Hi everyone, just two words about "led-blink-of-the-death"; while inconvenient, trapping errors this way allows spotting them early (and avoiding the frustration of a sketch that compiles, runs but doesn't provide the expected output). Second, connecting an FTDI converter to the default serial port (Pins 0/1 in case of the nano rp2040) allows getting a proper error, most of the times with an indication of the offending line. For example, adding the third pin as @LioBou did will print this:

*** PANIC ***

No PIO state machines are available

++ MbedOS Fault Handler ++

FaultType: HardFault

Context:
R0   : 0000000A
R1   : 0000000A
R2   : 00000000
R3   : 22400000
R4   : FFFFFFFF
R5   : 200028CC
R6   : 00000000
R7   : 00000003
R8   : 00000000
R9   : 00000000
R10  : 00000000
R11  : 00000000
R12  : 00000008
SP   : 2000A880
LR   : 1000E481
PC   : 1000C7D0
xPSR : 01000000
PSP  : 2000A860
MSP  : 2003FFC0
CPUID: 410CC601
Mode : Thread
Priv : Privileged
Stack: PSP

-- MbedOS Fault Handler --

++ MbedOS Error Info ++
Error Status: 0x80FF013D Code: 317 Module: 255
Error Message: Fault exception
Location: 0x1000C7D0
Error Value: 0x2000A924
Current Thread: main Id: 0x200027E0 Entry: 0x10006EB5 StackSize: 0x8000 StackMem: 0x20002920 SP: 0x2000A880 
For more info, visit: https://mbed.com/s/error?error=0x80FF013D&osver=61700&core=0x410CC601&comp=2&ver=90200&tgt=RASPBERRY_PI_PICO
-- MbedOS Error Info --

And the error is clear in the first lines (no PIO state machine is available) since the RP2040 only has two

pstolarz commented 1 year ago

@facchinm That's correct. Using OneWireNg's OneWireNg_PicoRP2040PIO (1-wire PIO driver), it's possible to create up to 4 different 1-wire drivers working on 4 different GPIO pins - 2 of them on PIO-0 and 2 on PIO-1 (provided no other PIO program is already uploaded). PIO number for use by the driver is passed by 3rd argument of OneWireNg_PicoRP2040PIO constructor (by default PIO-0 is used).

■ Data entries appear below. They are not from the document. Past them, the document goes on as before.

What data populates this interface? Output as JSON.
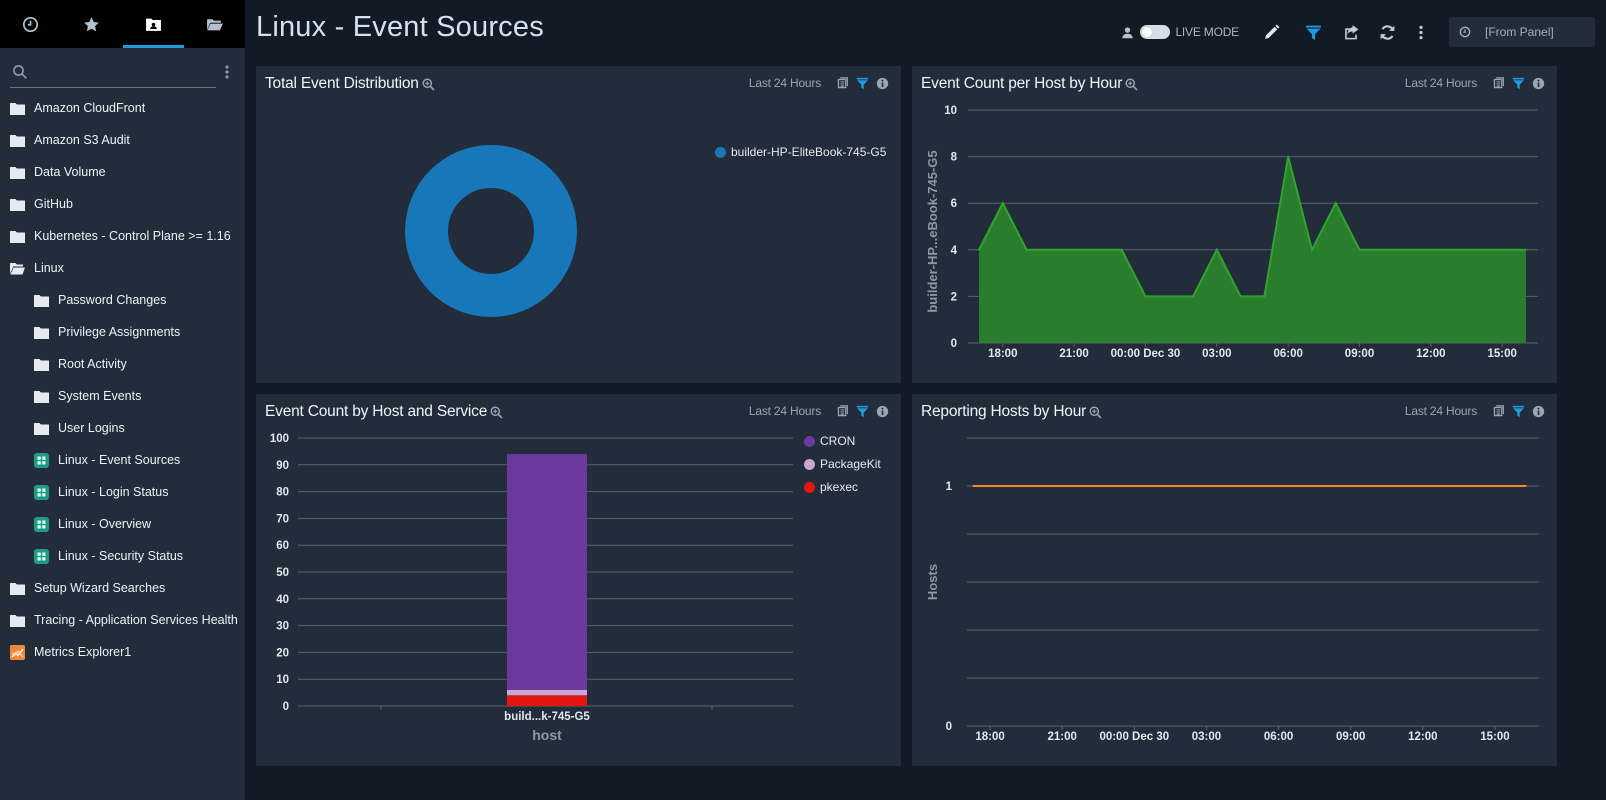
{
  "sidebar": {
    "tabs": [
      {
        "name": "recent",
        "icon": "clock-icon"
      },
      {
        "name": "favorites",
        "icon": "star-icon"
      },
      {
        "name": "personal",
        "icon": "personal-folder-icon",
        "active": true
      },
      {
        "name": "library",
        "icon": "folder-open-icon"
      }
    ],
    "search": {
      "placeholder": "",
      "value": ""
    },
    "items": [
      {
        "label": "Amazon CloudFront",
        "type": "folder",
        "level": 0
      },
      {
        "label": "Amazon S3 Audit",
        "type": "folder",
        "level": 0
      },
      {
        "label": "Data Volume",
        "type": "folder",
        "level": 0
      },
      {
        "label": "GitHub",
        "type": "folder",
        "level": 0
      },
      {
        "label": "Kubernetes - Control Plane >= 1.16",
        "type": "folder",
        "level": 0
      },
      {
        "label": "Linux",
        "type": "folder-open",
        "level": 0
      },
      {
        "label": "Password Changes",
        "type": "folder",
        "level": 1
      },
      {
        "label": "Privilege Assignments",
        "type": "folder",
        "level": 1
      },
      {
        "label": "Root Activity",
        "type": "folder",
        "level": 1
      },
      {
        "label": "System Events",
        "type": "folder",
        "level": 1
      },
      {
        "label": "User Logins",
        "type": "folder",
        "level": 1
      },
      {
        "label": "Linux - Event Sources",
        "type": "dashboard",
        "level": 1
      },
      {
        "label": "Linux - Login Status",
        "type": "dashboard",
        "level": 1
      },
      {
        "label": "Linux - Overview",
        "type": "dashboard",
        "level": 1
      },
      {
        "label": "Linux - Security Status",
        "type": "dashboard",
        "level": 1
      },
      {
        "label": "Setup Wizard Searches",
        "type": "folder",
        "level": 0
      },
      {
        "label": "Tracing - Application Services Health",
        "type": "folder",
        "level": 0
      },
      {
        "label": "Metrics Explorer1",
        "type": "metrics",
        "level": 0
      }
    ]
  },
  "header": {
    "title": "Linux - Event Sources",
    "live_mode_label": "LIVE MODE",
    "live_mode_on": false,
    "time_range": "[From Panel]"
  },
  "colors": {
    "accent": "#1e9be0",
    "donut": "#1777b8",
    "area_fill": "#2a7d2c",
    "area_line": "#2fa52f",
    "cron": "#6b3a9e",
    "packagekit": "#c7a8d4",
    "pkexec": "#e2170f",
    "hosts_line": "#f08a2c"
  },
  "panels": [
    {
      "title": "Total Event Distribution",
      "range": "Last 24 Hours"
    },
    {
      "title": "Event Count per Host by Hour",
      "range": "Last 24 Hours"
    },
    {
      "title": "Event Count by Host and Service",
      "range": "Last 24 Hours"
    },
    {
      "title": "Reporting Hosts by Hour",
      "range": "Last 24 Hours"
    }
  ],
  "chart_data": [
    {
      "type": "pie",
      "variant": "donut",
      "title": "Total Event Distribution",
      "categories": [
        "builder-HP-EliteBook-745-G5"
      ],
      "values": [
        100
      ],
      "legend": "top-right"
    },
    {
      "type": "area",
      "title": "Event Count per Host by Hour",
      "x": [
        "17:00",
        "18:00",
        "19:00",
        "20:00",
        "21:00",
        "22:00",
        "23:00",
        "00:00",
        "01:00",
        "02:00",
        "03:00",
        "04:00",
        "05:00",
        "06:00",
        "07:00",
        "08:00",
        "09:00",
        "10:00",
        "11:00",
        "12:00",
        "13:00",
        "14:00",
        "15:00",
        "16:00"
      ],
      "x_tick_labels": [
        "18:00",
        "21:00",
        "00:00 Dec 30",
        "03:00",
        "06:00",
        "09:00",
        "12:00",
        "15:00"
      ],
      "series": [
        {
          "name": "builder-HP-EliteBook-745-G5",
          "values": [
            4,
            6,
            4,
            4,
            4,
            4,
            4,
            2,
            2,
            2,
            4,
            2,
            2,
            8,
            4,
            6,
            4,
            4,
            4,
            4,
            4,
            4,
            4,
            4
          ]
        }
      ],
      "ylabel": "builder-HP...eBook-745-G5",
      "yticks": [
        0,
        2,
        4,
        6,
        8,
        10
      ],
      "ylim": [
        0,
        10
      ],
      "grid": true
    },
    {
      "type": "bar",
      "stacked": true,
      "title": "Event Count by Host and Service",
      "categories": [
        "build...k-745-G5"
      ],
      "xlabel": "host",
      "series": [
        {
          "name": "pkexec",
          "values": [
            4
          ]
        },
        {
          "name": "PackageKit",
          "values": [
            2
          ]
        },
        {
          "name": "CRON",
          "values": [
            88
          ]
        }
      ],
      "legend_order": [
        "CRON",
        "PackageKit",
        "pkexec"
      ],
      "yticks": [
        0,
        10,
        20,
        30,
        40,
        50,
        60,
        70,
        80,
        90,
        100
      ],
      "ylim": [
        0,
        100
      ],
      "grid": true,
      "legend": "right"
    },
    {
      "type": "line",
      "title": "Reporting Hosts by Hour",
      "x": [
        "17:00",
        "18:00",
        "19:00",
        "20:00",
        "21:00",
        "22:00",
        "23:00",
        "00:00",
        "01:00",
        "02:00",
        "03:00",
        "04:00",
        "05:00",
        "06:00",
        "07:00",
        "08:00",
        "09:00",
        "10:00",
        "11:00",
        "12:00",
        "13:00",
        "14:00",
        "15:00",
        "16:00"
      ],
      "x_tick_labels": [
        "18:00",
        "21:00",
        "00:00 Dec 30",
        "03:00",
        "06:00",
        "09:00",
        "12:00",
        "15:00"
      ],
      "series": [
        {
          "name": "Hosts",
          "values": [
            1,
            1,
            1,
            1,
            1,
            1,
            1,
            1,
            1,
            1,
            1,
            1,
            1,
            1,
            1,
            1,
            1,
            1,
            1,
            1,
            1,
            1,
            1,
            1
          ]
        }
      ],
      "ylabel": "Hosts",
      "yticks": [
        0,
        1
      ],
      "ylim": [
        0,
        1.2
      ],
      "grid": true
    }
  ]
}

BTW: For Pico's Mbed core it's possible to use OneWireNg_ArduinoMbedHAL (1-wire bit-banging driver) to handle more than 4 pins as 1-wire masters. Additionaly there is also OneWireNg_PicoRP2040 bit-banging driver which is aimed mainly for PicoSDK API (no Mbed core), although in case of this driver there are observed some issues with UART communication (due to blocking interrupts while handling 1-wire activities by the driver) and in this case it's necessary to configure the library with relaxed interrupt handling (CONFIG_BITBANG_TIMING_RELAXED). As you can see there are plenty of options for using 1-wire on Pico HW via OneWireNg.

LioBou commented 1 year ago

Thank you all for your comments. I better understand why trying on 3 different Pins can not work. If I understood well, the OneWireNg library uses PIO (not GPIO) of the Pico/RP2040, so limiting the possible total number to 2 differrent PIO if I understand correctly the Pico datasheet ("2 × Programmable IO (PIO) blocks, 8 state machines total"). Am I correct ?

pstolarz commented 1 year ago

By default OneWireNg uses OneWireNg_PicoRP2040PIO (the PIO driver). There are 2 PIOs each consisting of 4 state machines and memory for 32 PIO program instructions. OneWireNg driver's PIO program consist of 16 instructions therefore it's possible to run only 2 drivers on a single PIO. It's possible to tell the library to use also PIO-1 (not only PIO-0 as for default) and extend the number of drivers to 4. It is also possible to use GPIO bit-banging driver OneWireNg_PicoRP2040PIO for unlimited number of 1-wire drivers.